Contrary to this, we have a South Delhi elite family as Radhika’s to-be in-laws. Dolly, her to-be mother-in-law represents all things that maintain her social status, from ugly diamonds to a Mughal-themed wedding ceremony where her son will be the crowned prince. Radhika bends to every whim of Dolly irrespective of the discomfort she feels at her presence, at her emphasis on ugly diamonds being more respectable than a financially independent woman.
Riva Razdan builds a complete picture of elite society, the corporate world for women in India, as well as the contrast in the perception of Mumbai and Delhi. I could have lived without the names of many-many brands and BMWs but okay, if the story so demands.
Naani Diaries: Men Do Not Steal The Spotlight
Another praiseworthy characteristic of the book is that it showcases that men can be protective of women, wanting to take care of their needs, without being possessive and being aware of their boundaries. This is exemplified in the characters of Birdy, passed down to Zain, and contradicted in the character of Kabir. Again, a plethora of men come in with different character traits so as to not generalise or add to any stereotype.
Men are shown as supportive of women, as companions, and as business associates, but not knights in shining armour. They do not steal the spotlight from women in the story. They are likable and endearing.

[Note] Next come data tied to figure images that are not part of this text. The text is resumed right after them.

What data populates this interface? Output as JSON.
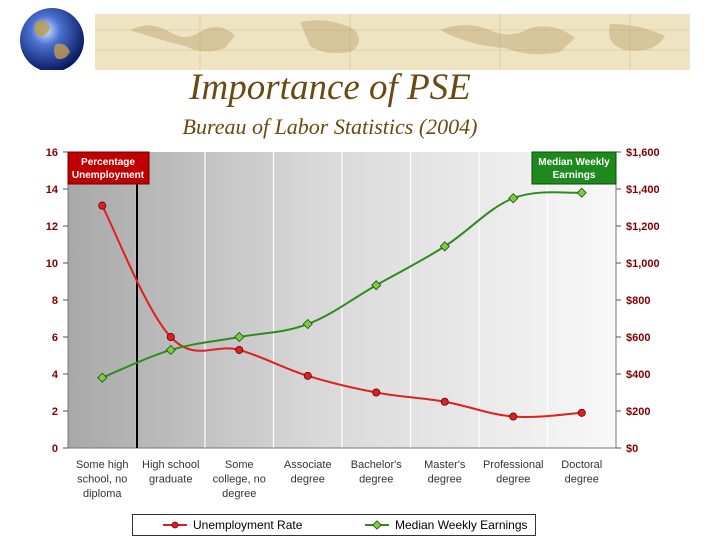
{
  "header": {
    "title": "Importance of PSE",
    "subtitle": "Bureau of Labor Statistics (2004)"
  },
  "colors": {
    "unemployment": "#e02020",
    "earnings": "#2e8b20",
    "axis_text": "#800000",
    "banner": "#e8d9a8"
  },
  "chart_data": {
    "type": "line",
    "categories": [
      "Some high school, no diploma",
      "High school graduate",
      "Some college, no degree",
      "Associate degree",
      "Bachelor's degree",
      "Master's degree",
      "Professional degree",
      "Doctoral degree"
    ],
    "category_lines": [
      [
        "Some high",
        "school, no",
        "diploma"
      ],
      [
        "High school",
        "graduate"
      ],
      [
        "Some",
        "college, no",
        "degree"
      ],
      [
        "Associate",
        "degree"
      ],
      [
        "Bachelor's",
        "degree"
      ],
      [
        "Master's",
        "degree"
      ],
      [
        "Professional",
        "degree"
      ],
      [
        "Doctoral",
        "degree"
      ]
    ],
    "series": [
      {
        "name": "Unemployment Rate",
        "axis": "left",
        "values": [
          13.1,
          6.0,
          5.3,
          3.9,
          3.0,
          2.5,
          1.7,
          1.9
        ]
      },
      {
        "name": "Median Weekly Earnings",
        "axis": "right",
        "values": [
          380,
          530,
          600,
          670,
          880,
          1090,
          1350,
          1380
        ]
      }
    ],
    "left_axis": {
      "ylim": [
        0,
        16
      ],
      "ticks": [
        "0",
        "2",
        "4",
        "6",
        "8",
        "10",
        "12",
        "14",
        "16"
      ],
      "annotation": [
        "Percentage",
        "Unemployment"
      ]
    },
    "right_axis": {
      "ylim": [
        0,
        1600
      ],
      "ticks": [
        "$0",
        "$200",
        "$400",
        "$600",
        "$800",
        "$1,000",
        "$1,200",
        "$1,400",
        "$1,600"
      ],
      "annotation": [
        "Median Weekly",
        "Earnings"
      ]
    },
    "legend": [
      "Unemployment Rate",
      "Median Weekly Earnings"
    ],
    "legend_position": "bottom",
    "grid": false
  }
}
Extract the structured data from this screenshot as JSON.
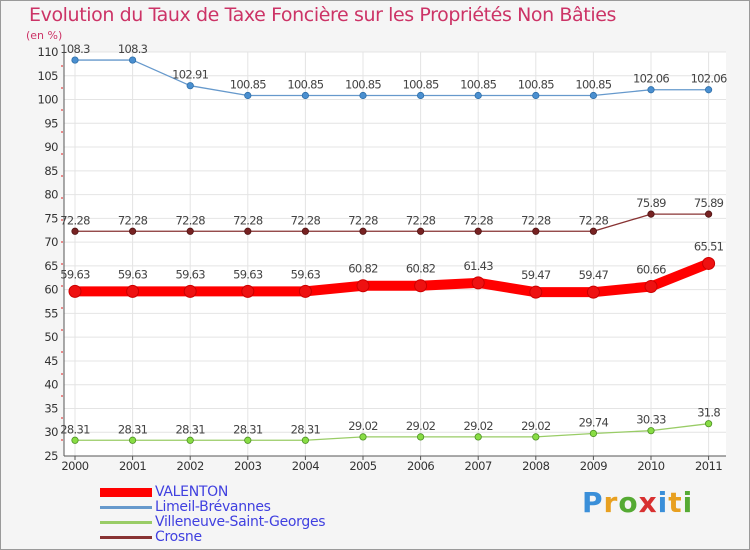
{
  "chart_data": {
    "type": "line",
    "title": "Evolution du Taux de Taxe Foncière sur les Propriétés Non Bâties",
    "ylabel": "(en %)",
    "xlabel": "",
    "ylim": [
      25,
      110
    ],
    "yticks": [
      25,
      30,
      35,
      40,
      45,
      50,
      55,
      60,
      65,
      70,
      75,
      80,
      85,
      90,
      95,
      100,
      105,
      110
    ],
    "categories": [
      "2000",
      "2001",
      "2002",
      "2003",
      "2004",
      "2005",
      "2006",
      "2007",
      "2008",
      "2009",
      "2010",
      "2011"
    ],
    "grid": true,
    "series": [
      {
        "name": "VALENTON",
        "color": "#ff0000",
        "values": [
          59.63,
          59.63,
          59.63,
          59.63,
          59.63,
          60.82,
          60.82,
          61.43,
          59.47,
          59.47,
          60.66,
          65.51
        ],
        "labels": [
          "59.63",
          "59.63",
          "59.63",
          "59.63",
          "59.63",
          "60.82",
          "60.82",
          "61.43",
          "59.47",
          "59.47",
          "60.66",
          "65.51"
        ]
      },
      {
        "name": "Limeil-Brévannes",
        "color": "#6699cc",
        "values": [
          108.3,
          108.3,
          102.91,
          100.85,
          100.85,
          100.85,
          100.85,
          100.85,
          100.85,
          100.85,
          102.06,
          102.06
        ],
        "labels": [
          "108.3",
          "108.3",
          "102.91",
          "100.85",
          "100.85",
          "100.85",
          "100.85",
          "100.85",
          "100.85",
          "100.85",
          "102.06",
          "102.06"
        ]
      },
      {
        "name": "Villeneuve-Saint-Georges",
        "color": "#99cc66",
        "values": [
          28.31,
          28.31,
          28.31,
          28.31,
          28.31,
          29.02,
          29.02,
          29.02,
          29.02,
          29.74,
          30.33,
          31.8
        ],
        "labels": [
          "28.31",
          "28.31",
          "28.31",
          "28.31",
          "28.31",
          "29.02",
          "29.02",
          "29.02",
          "29.02",
          "29.74",
          "30.33",
          "31.8"
        ]
      },
      {
        "name": "Crosne",
        "color": "#883333",
        "values": [
          72.28,
          72.28,
          72.28,
          72.28,
          72.28,
          72.28,
          72.28,
          72.28,
          72.28,
          72.28,
          75.89,
          75.89
        ],
        "labels": [
          "72.28",
          "72.28",
          "72.28",
          "72.28",
          "72.28",
          "72.28",
          "72.28",
          "72.28",
          "72.28",
          "72.28",
          "75.89",
          "75.89"
        ]
      }
    ]
  },
  "branding": {
    "logo_text": "Proxiti",
    "letters": [
      "P",
      "r",
      "o",
      "x",
      "i",
      "t",
      "i"
    ],
    "letter_colors": [
      "#3a8fd9",
      "#e8a020",
      "#55aa33",
      "#d83030",
      "#3a8fd9",
      "#e8a020",
      "#55aa33"
    ]
  }
}
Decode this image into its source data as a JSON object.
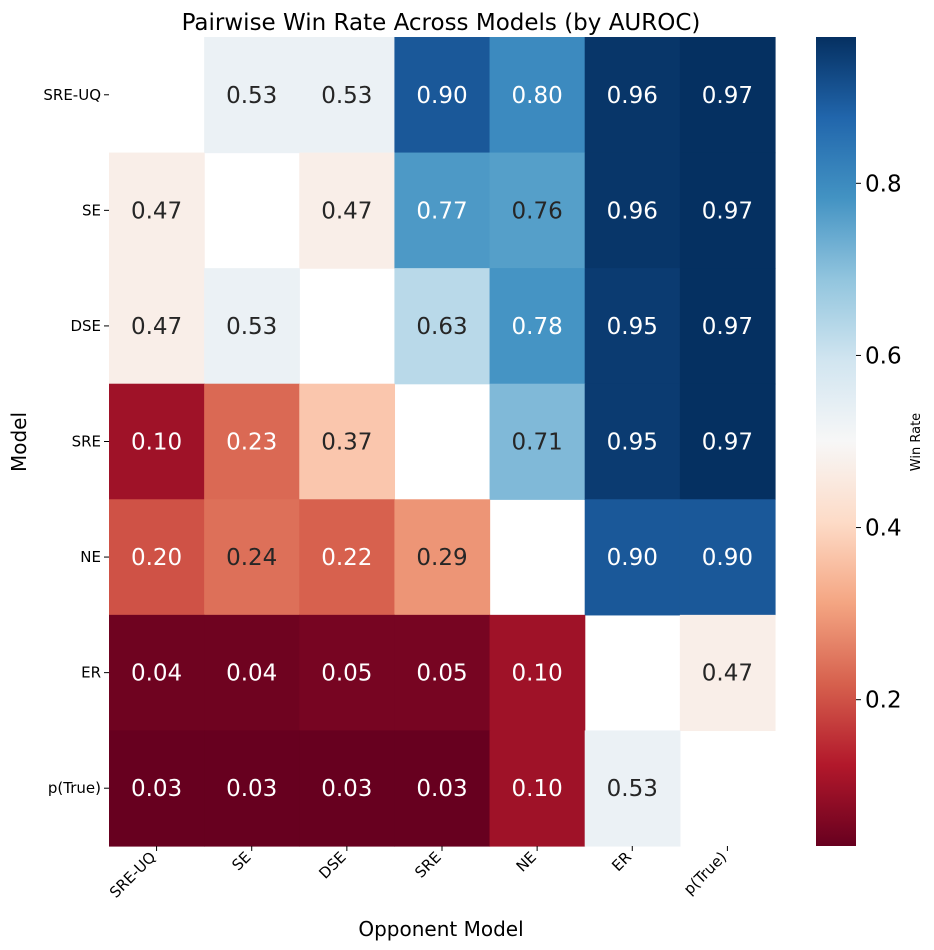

There also are characters that make you want to throw the book at their faces.
Plenty of Reflection and Discomfort!
There were moments in the texts when I began to cringe – moments when I felt, are we still talking about women being desperate for a man’s attention at this age? Such moments were quickly followed by Radhika’s observations. She is aware that some actions are cringe-y and yet, she flows with them. This isn’t an ignorant heroine, this is a heroine who is figuring things out. She is aware, she constantly uses her agency to do what she believes to be the right thing to have a successful marriage.
Radhika and Mangala have a dicey relationship, as do Mangala and Gayatri. All this is based on Radhika and Mangala’s perception of Gayatri’s marriage. Mangala has seen the marriage as she was growing up, and Radhika read about the initial encounter of Gayatri with Jairaj Anand in Gayatri’s diary — giving the novel its title The Naani Diaries.
The Naani Diaries surprised me considering I was so away from the contemporary popular fiction of India, especially love stories. I am glad that despite certain predictability, it still managed to deviate from the end that looked promising in the beginning. There’s a certain satisfaction, a knowing one, in the end.